The ALJ cites records indicating that changes in Plaintiff's circumstances and medication improved her symptoms. There are other treatment notes, however, that support Dr. Larson's medical opinion, including one of the records the ALJ cited in disregarding Dr. Larson's opinion. That record detailed Plaintiff's difficulty concentrating and making decisions, her racing thoughts and unreasonable fears, and a recent panic attack. AR 660. The sole area of improvement reflected in this note was in Plaintiff's mood. Id. Dr. Larson's opinion that Plaintiff "has very limited coping ability and even small stressors tend to be potentially destabilizing for her," AR 664, is supported by an examination of the longitudinal record. AR 403, 404, 410, 427.
The portions of Plaintiff's medical records that reflect improvements in Plaintiff's mental health are insufficient to undermine Dr. Larson's medical opinion, and the ALJ erred in giving no weight to Dr. Larson's opinion.

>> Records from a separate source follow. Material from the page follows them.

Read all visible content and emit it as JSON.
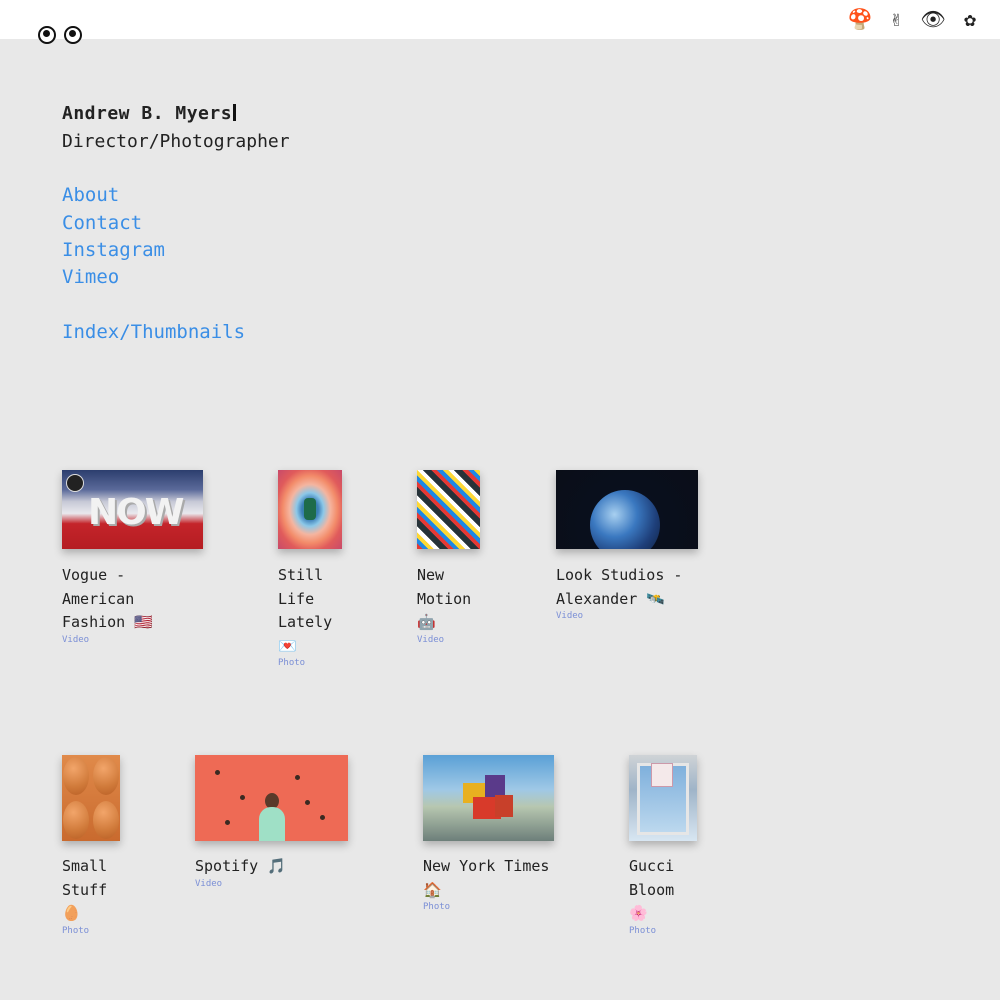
{
  "header": {
    "icons": [
      {
        "name": "mushroom-icon",
        "glyph": "🍄"
      },
      {
        "name": "peace-hand-icon",
        "glyph": "✌"
      },
      {
        "name": "eye-icon",
        "glyph": "👁"
      },
      {
        "name": "flower-icon",
        "glyph": "✿"
      }
    ]
  },
  "profile": {
    "name": "Andrew B. Myers",
    "role": "Director/Photographer"
  },
  "nav": {
    "about": "About",
    "contact": "Contact",
    "instagram": "Instagram",
    "vimeo": "Vimeo",
    "index": "Index/Thumbnails"
  },
  "projects": [
    {
      "title": "Vogue - American Fashion 🇺🇸",
      "type": "Video"
    },
    {
      "title": "Still Life Lately 💌",
      "type": "Photo"
    },
    {
      "title": "New Motion 🤖",
      "type": "Video"
    },
    {
      "title": "Look Studios - Alexander 🛰️",
      "type": "Video"
    },
    {
      "title": "Small Stuff 🥚",
      "type": "Photo"
    },
    {
      "title": "Spotify 🎵",
      "type": "Video"
    },
    {
      "title": "New York Times 🏠",
      "type": "Photo"
    },
    {
      "title": "Gucci Bloom 🌸",
      "type": "Photo"
    }
  ],
  "thumbnail_labels": {
    "vogue_text": "NOW"
  }
}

Plaintiff argues that the proper remedy in this case is to remand for an immediate award of benefits because if Dr. Larson's opinion is credited as true, the ALJ necessarily will find that Plaintiff is disabled. There remain conflicts in the record, however, that the ALJ must resolve on remand. In the ALJ's hearing decision, she noted that Plaintiff's course of treatment was "very conservative," that her claimed limitations were not fully supported by her reported activities, and the fact that Plaintiff was able to care for her infant grandson and perform some volunteer work. Further proceedings will help clarify these issues to determine if Plaintiff is disabled.
The Commissioner's decision that Plaintiff was not disabled is REVERSED AND REMANDED for further proceedings consistent with this Opinion and Order.